Why not establish an in-house insurance brokerage to steer commissions back to you or keep fees in-house, so you have the finance to enhance internal capabilities? You will say that it is just a make or buy decision, and that external service vendors’ economies of scale, etc., work in their favour. But we disagree and would like you to think twice because:
None of the above is to blame our external brokers.
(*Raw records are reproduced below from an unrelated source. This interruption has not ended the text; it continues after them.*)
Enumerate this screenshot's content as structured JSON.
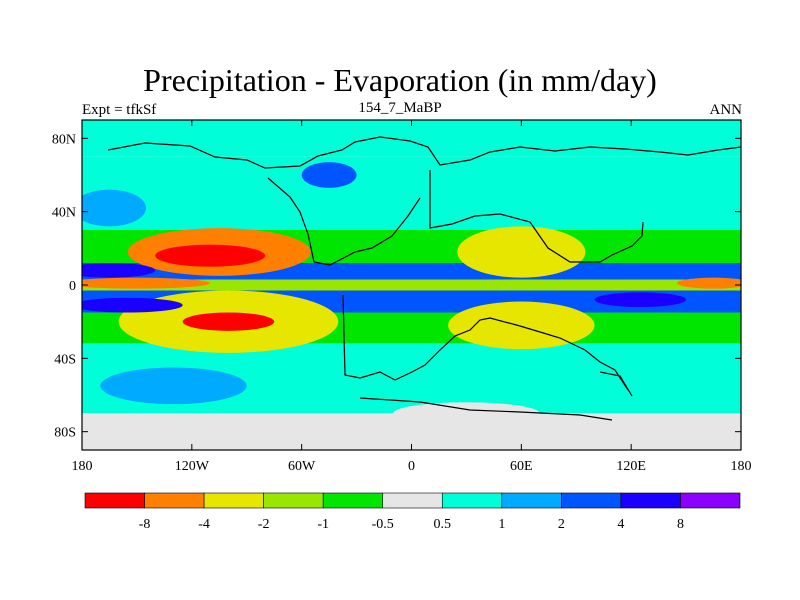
{
  "chart_data": {
    "type": "heatmap",
    "projection": "cylindrical-equidistant",
    "title": "Precipitation - Evaporation (in mm/day)",
    "subtitle_left": "Expt = tfkSf",
    "subtitle_center": "154_7_MaBP",
    "subtitle_right": "ANN",
    "xlim": [
      -180,
      180
    ],
    "ylim": [
      -90,
      90
    ],
    "x_ticks": [
      {
        "value": -180,
        "label": "180"
      },
      {
        "value": -120,
        "label": "120W"
      },
      {
        "value": -60,
        "label": "60W"
      },
      {
        "value": 0,
        "label": "0"
      },
      {
        "value": 60,
        "label": "60E"
      },
      {
        "value": 120,
        "label": "120E"
      },
      {
        "value": 180,
        "label": "180"
      }
    ],
    "y_ticks": [
      {
        "value": 80,
        "label": "80N"
      },
      {
        "value": 40,
        "label": "40N"
      },
      {
        "value": 0,
        "label": "0"
      },
      {
        "value": -40,
        "label": "40S"
      },
      {
        "value": -80,
        "label": "80S"
      }
    ],
    "levels": [
      "-8",
      "-4",
      "-2",
      "-1",
      "-0.5",
      "0.5",
      "1",
      "2",
      "4",
      "8"
    ],
    "colors": [
      "#ff0000",
      "#ff7f00",
      "#e6e600",
      "#99e600",
      "#00e600",
      "#e6e6e6",
      "#00ffd9",
      "#00aaff",
      "#0055ff",
      "#1a00ff",
      "#8c00ff"
    ],
    "regions": [
      {
        "name": "eastern-pacific-north-dry",
        "class": 1,
        "cx": -105,
        "cy": 18,
        "rx": 50,
        "ry": 13
      },
      {
        "name": "eastern-pacific-north-core",
        "class": 0,
        "cx": -110,
        "cy": 16,
        "rx": 30,
        "ry": 6
      },
      {
        "name": "eastern-pacific-south-dry",
        "class": 2,
        "cx": -100,
        "cy": -20,
        "rx": 60,
        "ry": 17
      },
      {
        "name": "eastern-pacific-south-core",
        "class": 0,
        "cx": -100,
        "cy": -20,
        "rx": 25,
        "ry": 5
      },
      {
        "name": "equatorial-pacific-west-wet",
        "class": 9,
        "cx": -165,
        "cy": 8,
        "rx": 25,
        "ry": 4
      },
      {
        "name": "equatorial-pacific-east-dry",
        "class": 1,
        "cx": -150,
        "cy": 1,
        "rx": 40,
        "ry": 3
      },
      {
        "name": "south-pacific-wet-band",
        "class": 9,
        "cx": -155,
        "cy": -11,
        "rx": 30,
        "ry": 4
      },
      {
        "name": "north-pacific-storm-track",
        "class": 7,
        "cx": -165,
        "cy": 42,
        "rx": 20,
        "ry": 10
      },
      {
        "name": "north-atlantic-storm-track",
        "class": 8,
        "cx": -45,
        "cy": 60,
        "rx": 15,
        "ry": 7
      },
      {
        "name": "southern-ocean-wet",
        "class": 7,
        "cx": -130,
        "cy": -55,
        "rx": 40,
        "ry": 10
      },
      {
        "name": "tethys-north-land-dry",
        "class": 2,
        "cx": 60,
        "cy": 18,
        "rx": 35,
        "ry": 14
      },
      {
        "name": "tethys-south-land-dry",
        "class": 2,
        "cx": 60,
        "cy": -22,
        "rx": 40,
        "ry": 13
      },
      {
        "name": "indian-ocean-wet",
        "class": 8,
        "cx": 115,
        "cy": -10,
        "rx": 25,
        "ry": 5
      },
      {
        "name": "western-pacific-wet",
        "class": 9,
        "cx": 125,
        "cy": -8,
        "rx": 25,
        "ry": 4
      },
      {
        "name": "western-pacific-north-dry",
        "class": 1,
        "cx": 165,
        "cy": 1,
        "rx": 20,
        "ry": 3
      },
      {
        "name": "antarctic-land",
        "class": 5,
        "cx": 30,
        "cy": -70,
        "rx": 40,
        "ry": 6
      }
    ]
  }
}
We continue to need their service in territories and markets (Lloyd’s, for example) where the economics undoubtedly work in their favour, but the concept of in-house brokerage has worked successfully in Germany since the 1960s.
- Only insiders have first-hand knowledge of their companies’ risks and, if they speak the insurance language, they have the capability to raise the comfort level of underwriters!
- Whatever the underwriter agrees, the clause, premium rate, etc., are just for you. External brokers must offer the same terms and conditions to their other clients. If you were an underwriter, would you appreciate this loss of discretion?
- The majority of all insurance placements are still pretty much focused where your holding sits. This helps to generate a decent income stream to finance your sound team of experts.
- Nothing hinders you from focusing your in-house efforts on the important risk and insurance management tasks. Administration, frequency claims and so on can continue to be outsourced.
- Even if you pay fees based on workload, you always pay (back) acquisition costs because external brokers have to compensate their huge sales forces. These significant costs can be disregarded in the case for your brokerage business.
- The most secure way to avoid contingent fees is: Be the broker yourself!